Merkel is not too far from Cameron in this respect. Britain and Germany do not have radically different ideas of the European economy, in the way Britain and France did when Jacques Delors was shaping it. ‘We know from our own experience,’ Merkel said in October, ‘that only by reforming the labour market can we get growth again.’ When the wheelchair-bound finance minister Wolfgang Schäuble came to meetings with George Osborne in London in late 2011, one aide was struck by the similarities in the two ministers’ economic philosophies. Both were ‘students of Rogoff’ — more specifically, of the lessons laid out in Carmen Reinhart and Kenneth Rogoff’s history of financial crises, This Time is Different. And both were interested in ‘Ricardian equivalence’, the idea that economic stimulus never works as well as envisioned because investors and consumers, knowing the government must borrow to stimulate, cut their own spending to prepare for higher taxes down the line.

What divides Merkel’s crowd from Cameron’s is not their economic worldview but their experience of history. Schäuble was the heir apparent to Helmut Kohl until he barely survived an assassination attempt in 1990. Like Kohl he is a conservative who feels that, in the wake of Germany’s Nazi past, neighbourliness is the highest form of German patriotism. Good for Schäuble. The Germans have stirring, generous, romantic ideas of what the euro represents. These ideas, though, are occasionally wrong. Last winter I asked a senior Bundestag member, a euro supporter, what Germany was getting out of the single currency. ‘No Wall,’ he said. ‘Sixty years of freedom and peace.’ It was hardly worth reminding him that the Berlin Wall not only came down before the euro, it came down before the Maastricht treaty that envisioned the euro. Merkel, although trained as a physicist and possessed of a steel-trap mind, speaks of the euro in similarly treacly ways. ‘At its heart, the crisis of the euro is a crisis of trust,’ she said recently. But she thinks ‘trust’ is something vaporous and subjective, like a whimsy. Investors see it as something -physical and verifiable, like the density of a gas.

Europeans have never really been able, even after long explanation, to understand that the essence of British Euroscepticism is constitutional, not economic. One of the crazier aspects of the run-up to this European summit is the articles in various continental publications suggesting carrots in exchange for which parliament might allow an increase in the EU budget. A salary freeze for Brussels officials, perhaps? New EU-funded programmes in the UK? This approach works where the argument is over costs. But in Britain the argument is over sovereignty. A bigger budget will allow the EU to provide what Walter Bagehot called the dignified part of government. A smaller budget simply means charging Britons a bit less to take their sovereignty away.

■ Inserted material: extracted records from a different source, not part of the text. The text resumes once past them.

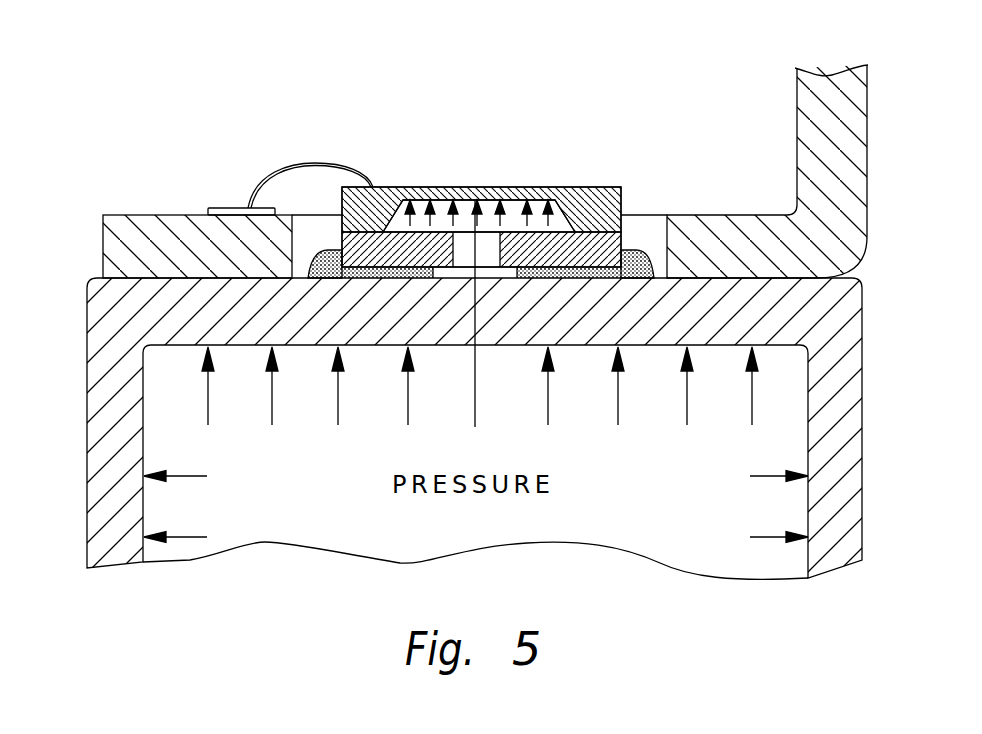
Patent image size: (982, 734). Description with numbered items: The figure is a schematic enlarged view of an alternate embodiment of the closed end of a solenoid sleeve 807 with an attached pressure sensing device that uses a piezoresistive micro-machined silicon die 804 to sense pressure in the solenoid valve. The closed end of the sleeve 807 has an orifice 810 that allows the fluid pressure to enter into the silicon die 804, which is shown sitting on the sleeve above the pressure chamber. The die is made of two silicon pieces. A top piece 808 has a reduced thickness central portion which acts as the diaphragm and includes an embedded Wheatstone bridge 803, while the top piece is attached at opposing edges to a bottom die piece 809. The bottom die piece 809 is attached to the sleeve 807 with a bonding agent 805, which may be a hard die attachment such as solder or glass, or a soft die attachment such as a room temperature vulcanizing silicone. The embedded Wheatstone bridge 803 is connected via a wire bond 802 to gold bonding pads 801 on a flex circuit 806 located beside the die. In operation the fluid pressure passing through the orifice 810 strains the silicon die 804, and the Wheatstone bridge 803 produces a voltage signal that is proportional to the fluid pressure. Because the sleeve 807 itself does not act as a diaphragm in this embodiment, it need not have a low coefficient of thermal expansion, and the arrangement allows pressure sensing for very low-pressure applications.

The gold bonding pads 801 is at (222, 207).
The wire bond 802 is at (343, 140).
The Wheatstone bridge 803 is at (488, 187).
The silicon die 804 is at (558, 185).
The bonding agent 805 is at (648, 273).
The flex circuit 806 is at (800, 132).
The sleeve 807 is at (92, 280).
The top piece 808 is at (608, 187).
The bottom die piece 809 is at (630, 252).
The orifice 810 is at (478, 345).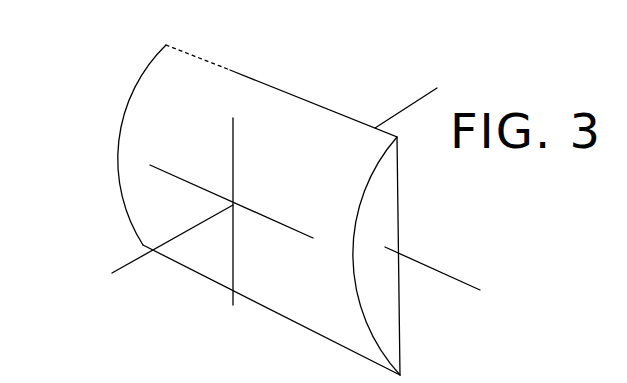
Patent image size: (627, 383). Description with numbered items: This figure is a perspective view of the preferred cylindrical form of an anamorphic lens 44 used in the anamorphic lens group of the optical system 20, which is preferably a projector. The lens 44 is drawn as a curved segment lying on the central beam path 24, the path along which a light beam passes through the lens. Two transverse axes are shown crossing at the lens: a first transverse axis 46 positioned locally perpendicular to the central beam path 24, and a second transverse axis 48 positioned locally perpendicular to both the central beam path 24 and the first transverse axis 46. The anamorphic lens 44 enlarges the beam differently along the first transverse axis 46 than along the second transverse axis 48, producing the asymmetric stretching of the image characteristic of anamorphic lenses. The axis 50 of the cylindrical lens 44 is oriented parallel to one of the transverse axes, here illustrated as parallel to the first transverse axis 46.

The optical system 20 is at (174, 381).
The central beam path 24 is at (130, 264).
The anamorphic lens 44 is at (137, 82).
The first transverse axis 46 is at (271, 221).
The second transverse axis 48 is at (236, 147).
The axis of the cylindrical anamorphic lens 50 is at (451, 276).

Germany, however, lacks sovereignty to begin with. For historical reasons, it has developed the habit of not governing itself, and its neighbours are shocked when it even makes the pretence of doing so. (When Gerhard Schröder, for instance, said during the Iraq war that Germany’s foreign policy would be made ‘in Berlin, and only in Berlin’.) Germany cannot act forcefully on the international stage. What it can do is guard vigilantly against people picking its pocket, something of which the French have given them ample experience over the decades. That is why the country is sceptical about eurobonds, debt instruments that would make all Europeans in principle — and Germans in practice — responsible for debt run up in any European country. As a matter of constitutional theory, Germany’s opposition is warranted. Since Germans did not incur Greek or Spanish or Italian debt, they cannot pay it. That would be taxation without representation. These are the sort of airtight points that Merkel tends to make at European summits shortly before she makes concessions.

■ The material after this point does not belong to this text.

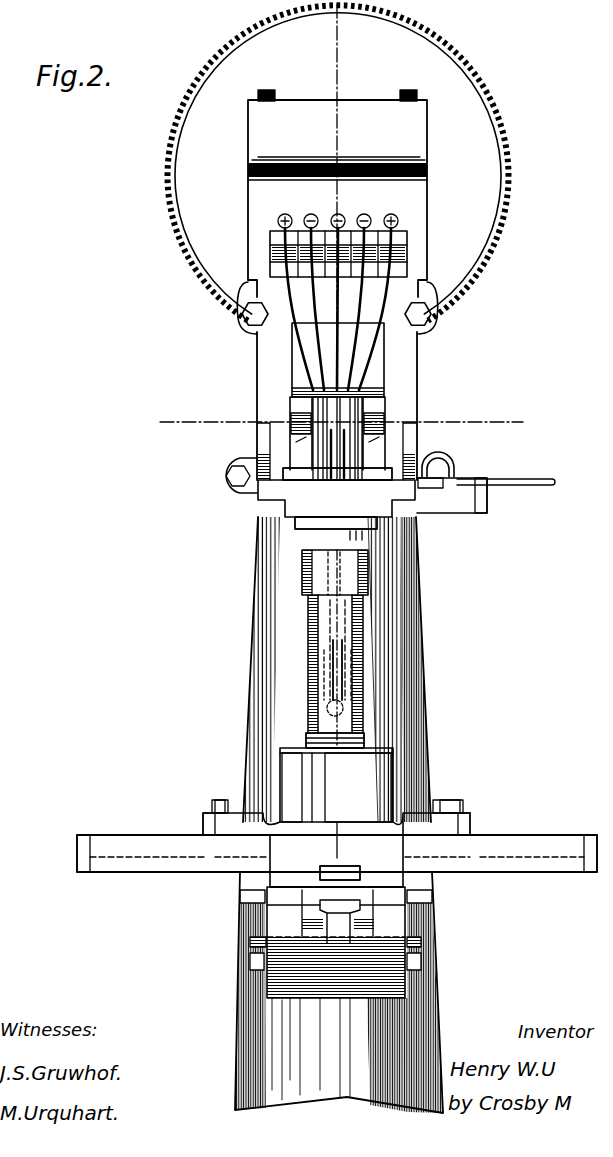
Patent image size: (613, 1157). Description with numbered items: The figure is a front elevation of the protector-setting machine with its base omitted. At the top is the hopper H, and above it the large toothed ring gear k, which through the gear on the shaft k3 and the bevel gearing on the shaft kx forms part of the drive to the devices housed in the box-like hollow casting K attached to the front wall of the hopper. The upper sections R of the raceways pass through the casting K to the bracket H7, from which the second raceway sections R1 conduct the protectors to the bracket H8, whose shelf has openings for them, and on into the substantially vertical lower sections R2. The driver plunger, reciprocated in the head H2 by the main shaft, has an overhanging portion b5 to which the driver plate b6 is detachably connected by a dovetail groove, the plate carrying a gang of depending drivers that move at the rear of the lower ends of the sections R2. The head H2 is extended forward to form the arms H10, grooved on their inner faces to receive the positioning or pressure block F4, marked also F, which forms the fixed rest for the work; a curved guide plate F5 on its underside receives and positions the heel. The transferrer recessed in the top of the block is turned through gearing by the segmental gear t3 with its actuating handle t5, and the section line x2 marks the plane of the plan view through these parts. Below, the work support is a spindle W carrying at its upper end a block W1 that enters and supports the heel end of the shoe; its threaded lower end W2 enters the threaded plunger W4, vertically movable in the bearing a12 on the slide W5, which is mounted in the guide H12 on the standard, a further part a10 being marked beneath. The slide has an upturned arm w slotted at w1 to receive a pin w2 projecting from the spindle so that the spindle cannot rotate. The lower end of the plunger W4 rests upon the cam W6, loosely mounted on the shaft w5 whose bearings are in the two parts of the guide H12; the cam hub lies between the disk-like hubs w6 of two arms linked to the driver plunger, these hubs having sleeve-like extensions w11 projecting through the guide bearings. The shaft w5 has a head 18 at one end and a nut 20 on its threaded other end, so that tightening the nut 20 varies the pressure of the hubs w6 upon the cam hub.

Merkel was quoted in one recent newspaper profile as saying that eurobonds ‘would turn mediocrity into Europe’s yardstick’. She constantly suspects economists and other interlocutors of trying to trick her out of her debt-cutting virtue. The key to her majority is that her party abhors all ‘mutualisation’ of debt in principle but consents to it in practice. Her opposition has never been able to get this point across. Green leader Jürgen Trittin has recently accused her of approving eurobonds ‘through the back door’.

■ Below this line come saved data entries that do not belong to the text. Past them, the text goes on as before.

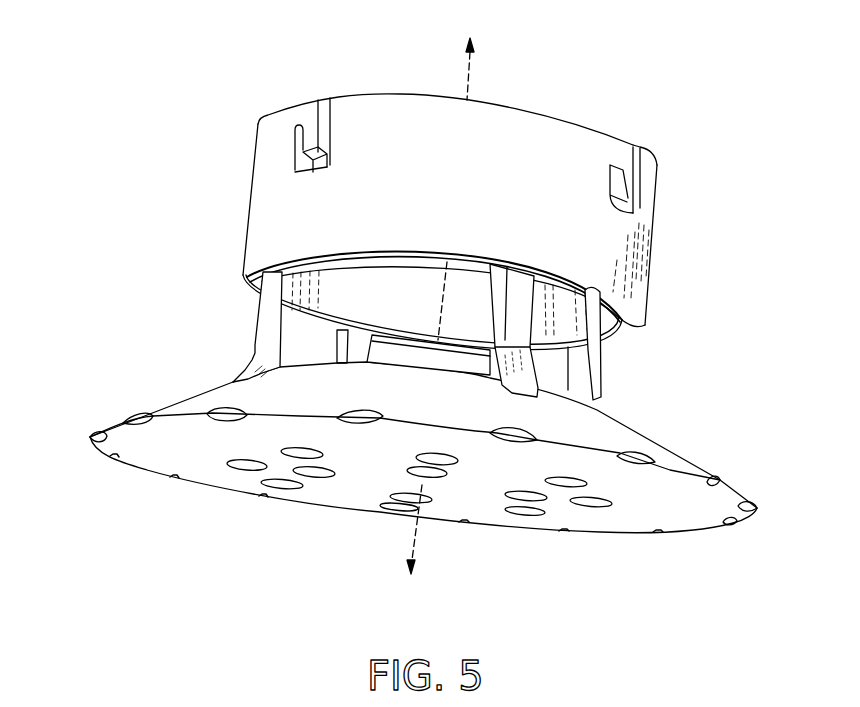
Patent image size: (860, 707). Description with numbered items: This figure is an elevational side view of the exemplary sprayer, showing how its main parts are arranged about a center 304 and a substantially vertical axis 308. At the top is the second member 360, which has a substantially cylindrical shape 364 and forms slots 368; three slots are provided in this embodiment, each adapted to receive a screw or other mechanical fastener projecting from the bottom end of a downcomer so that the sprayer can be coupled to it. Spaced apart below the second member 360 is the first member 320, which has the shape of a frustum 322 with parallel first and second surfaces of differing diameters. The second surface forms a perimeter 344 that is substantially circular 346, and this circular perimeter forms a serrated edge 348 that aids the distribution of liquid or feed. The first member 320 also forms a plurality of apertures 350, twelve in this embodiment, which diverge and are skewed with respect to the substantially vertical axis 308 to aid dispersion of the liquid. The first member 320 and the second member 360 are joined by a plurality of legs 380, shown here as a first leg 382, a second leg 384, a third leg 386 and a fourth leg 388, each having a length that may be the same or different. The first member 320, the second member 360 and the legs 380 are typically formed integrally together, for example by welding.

The center 304 is at (331, 534).
The substantially vertical axis 308 is at (468, 68).
The first member 320 is at (685, 431).
The frustum 322 is at (144, 395).
The perimeter 344 is at (77, 438).
The substantially circular perimeter 346 is at (692, 555).
The serrated edge 348 is at (722, 481).
The aperture 350 is at (241, 518).
The second member 360 is at (486, 188).
The substantially cylindrical shape 364 is at (147, 201).
The slot 368 is at (317, 190).
The plurality of legs 380 is at (413, 372).
The first leg 382 is at (284, 341).
The second leg 384 is at (508, 311).
The third leg 386 is at (598, 373).
The fourth leg 388 is at (368, 359).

In June, Merkel agreed to use the European Union’s rescue fund, the European Stability Mechanism (ESM), to recapitalise banks. This autumn, though, she and the leaders of other triple-A-rated countries tried to renege on the agreement. Yes, they would bail out troubled banks, but not banks that have already been bailed out. That dampened Irish hopes of getting out from under a mountain of debt. Evidence of the rapport the Irish business press has developed with Mrs Merkel includes this editorial in Dublin’s Sunday Business Post: ‘The politics for our government of putting money into our banks is bad enough — imagine how it plays in Westphalia or Munich.’ A cold-eyed and true assessment.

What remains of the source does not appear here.